The Phoenix nighttime street grid is sharply visible due to the regular, planned
layout of city blocks with extensive street lighting, shopping centers, and
commercial properties along major streets...
References:
- earth_at_night_508_page_174_verbalized, earth_at_night_508_page_176_verbalized
- earth_at_night_508_page_104_verbalized, earth_at_night_508_page_105_verbalized
Delete the agent and project connection
# Delete the agent
project_client.agents.delete_version(agent.name, agent.version)
print(f"Agent '{agent.name}' version '{agent.version}' deleted successfully.")
# Delete the project connection (Azure Resource Manager)
import requests
from azure.identity import DefaultAzureCredential, get_bearer_token_provider
credential = DefaultAzureCredential()
project_resource_id = "{project_resource_id}"
project_connection_name = "{project_connection_name}"
bearer_token_provider = get_bearer_token_provider(credential, "https://management.azure.com/.default")
headers = {"Authorization": f"Bearer {bearer_token_provider()}"}
response = requests.delete(
f"https://management.azure.com{project_resource_id}/connections/{project_connection_name}?api-version=2025-10-01-preview",
headers=headers,
)
response.raise_for_status()
print(f"Project connection '{project_connection_name}' deleted successfully.")
Deleting your agent and project connection doesn’t delete your knowledge base or its knowledge sources. You must delete these objects separately on your Azure AI Search service. For more information, see Delete a knowledge base and Delete a knowledge source.
Troubleshooting
This section helps you troubleshoot common issues when connecting Foundry Agent Service to a Foundry IQ knowledge base.

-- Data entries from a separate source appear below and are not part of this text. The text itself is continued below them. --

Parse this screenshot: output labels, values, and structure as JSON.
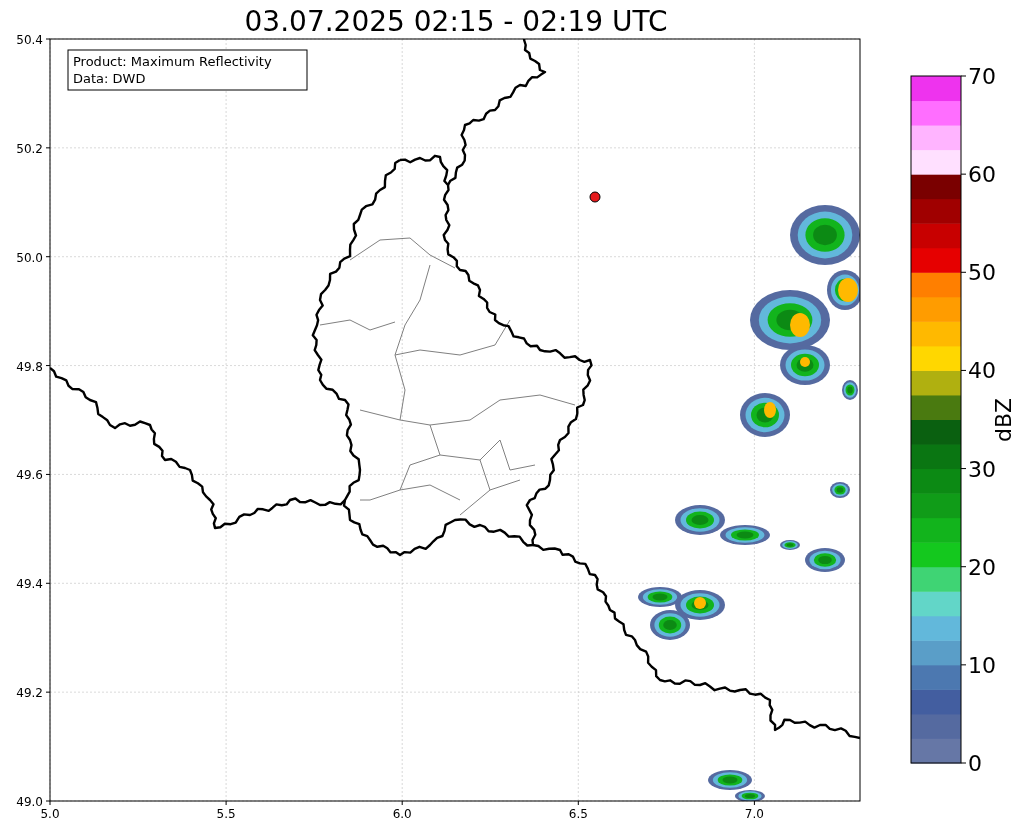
{
  "title": "03.07.2025 02:15 - 02:19 UTC",
  "info_box": [
    "Product: Maximum Reflectivity",
    "Data: DWD"
  ],
  "map": {
    "x_ticks": [
      "5.0",
      "5.5",
      "6.0",
      "6.5",
      "7.0"
    ],
    "y_ticks": [
      "50.4",
      "50.2",
      "50.0",
      "49.8",
      "49.6",
      "49.4",
      "49.2",
      "49.0"
    ]
  },
  "colorbar": {
    "label": "dBZ",
    "ticks": [
      "70",
      "60",
      "50",
      "40",
      "30",
      "20",
      "10",
      "0"
    ],
    "segments": [
      {
        "color": "#6677a6"
      },
      {
        "color": "#556aa0"
      },
      {
        "color": "#435ea0"
      },
      {
        "color": "#4c78b0"
      },
      {
        "color": "#5a9ec8"
      },
      {
        "color": "#62b8db"
      },
      {
        "color": "#62d6c8"
      },
      {
        "color": "#3fd474"
      },
      {
        "color": "#14c81e"
      },
      {
        "color": "#12b41c"
      },
      {
        "color": "#109c18"
      },
      {
        "color": "#0c8a14"
      },
      {
        "color": "#0a7612"
      },
      {
        "color": "#0a6010"
      },
      {
        "color": "#4a7a10"
      },
      {
        "color": "#b0b010"
      },
      {
        "color": "#ffd700"
      },
      {
        "color": "#ffb900"
      },
      {
        "color": "#ff9c00"
      },
      {
        "color": "#ff7f00"
      },
      {
        "color": "#e60000"
      },
      {
        "color": "#c80000"
      },
      {
        "color": "#a00000"
      },
      {
        "color": "#7a0000"
      },
      {
        "color": "#ffe0ff"
      },
      {
        "color": "#ffb4ff"
      },
      {
        "color": "#ff6eff"
      },
      {
        "color": "#ee33ee"
      }
    ]
  }
}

Authorization failures (401/403)
- If you get a 403 from Azure AI Search, confirm the project’s managed identity has the Search Index Data Reader role on the search service (and Search Index Data Contributor if you write to indexes).
- If you get a 403 from Azure Resource Manager when you create or delete the project connection, confirm your user or service principal has permissions on the Microsoft Foundry resource and project.
- If you use keyless authentication, confirm your environment is signed in to the correct tenant and subscription.
MCP endpoint errors (400/404)
- Confirm
search_service_endpoint is the Azure AI Search service URL, such as https://<name>.search.windows.net.
- Confirm
knowledge_base_name matches the knowledge base you created in Azure AI Search.
- Confirm you use the
2025-11-01-preview API version for the knowledge base MCP endpoint.
The agent doesn’t ground answers
- Confirm the agent has the MCP tool configured and
allowed_tools includes knowledge_base_retrieve.
- Update your agent instructions to explicitly require using the knowledge base and to return “I don’t know” when retrieval doesn’t contain the answer.